Progetto studio linfoma Burkitt in Africa

BOLOGNA – Un progetto di collaborazione internazionale per la cura e lo studio del Linfoma di Burkitt nell’Africa centrale. Se ne occupano l’istituto di Ematologia e Oncologia Medica ‘Seragnoli’ di Bologna e il Department of Pathology, Makerere University Medical School di Kampala (Uganda). Il progetto e’ stato presentato nell’ambito delle iniziative che BolognAil (Associazione Italiana contro le Leucemie-linfomi e mieloma onlus, sezione di Bologna) ha organizzato in occasione della Giornata Nazionale per la lotta contro le Leucemie.
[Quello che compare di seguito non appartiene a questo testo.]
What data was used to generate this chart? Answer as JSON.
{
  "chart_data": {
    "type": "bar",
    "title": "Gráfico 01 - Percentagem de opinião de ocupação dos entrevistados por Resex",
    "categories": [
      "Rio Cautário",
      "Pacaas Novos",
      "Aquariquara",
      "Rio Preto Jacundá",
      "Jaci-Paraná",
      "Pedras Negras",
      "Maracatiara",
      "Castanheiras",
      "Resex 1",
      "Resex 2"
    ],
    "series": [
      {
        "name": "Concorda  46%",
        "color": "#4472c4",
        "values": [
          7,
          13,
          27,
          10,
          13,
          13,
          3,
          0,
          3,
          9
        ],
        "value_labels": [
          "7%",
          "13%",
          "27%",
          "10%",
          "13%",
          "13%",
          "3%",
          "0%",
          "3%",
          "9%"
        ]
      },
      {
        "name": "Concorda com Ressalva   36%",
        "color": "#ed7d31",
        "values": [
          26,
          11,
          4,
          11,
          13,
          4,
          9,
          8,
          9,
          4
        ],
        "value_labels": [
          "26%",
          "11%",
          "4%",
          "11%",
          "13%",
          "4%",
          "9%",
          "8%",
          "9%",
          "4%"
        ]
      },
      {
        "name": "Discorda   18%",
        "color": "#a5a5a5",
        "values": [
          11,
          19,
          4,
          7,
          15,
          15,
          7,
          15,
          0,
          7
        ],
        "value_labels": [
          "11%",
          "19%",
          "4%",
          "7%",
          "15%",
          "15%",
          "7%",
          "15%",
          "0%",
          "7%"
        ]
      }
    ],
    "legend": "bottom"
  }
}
Il Linfoma di Burkitt, cosi’ chiamato dal nome dello scienziato che 50 anni fa in Uganda identifico’ la malattia, e’ un tumore derivato dai linfociti B periferici. E’ caratterizzato da un comportamento clinico molto aggressivo e in Uganda, come in altri Paesi dell’Africa Equatoriale, e’ in assoluto il tumore piu’ frequente nel bambino, con un picco di incidenza tra 4 e 7 anni. Una diagnosi corretta e tempestiva e una terapia appropriata, spiega una nota di Bolognail, ”consentono di curare e finora purtroppo in pochissimi casi, di guarire, bambini che in assenza di diagnosi sono condannati a morire in pochi mesi”. Il progetto durera’ tre anni e prevede la creazione di un servizio di tele-patologia per la diagnosi della malattia; l’istituzione di un servizio di trasporto del materiale patologico dal Dipartimento di Anatomia Patologica dell’Universita’ di Makerere al Seragnoli; la formazione specialistica del personale medico e tecnico ugandese; la consulenza clinica a distanza per le raccomandazioni terapeutiche.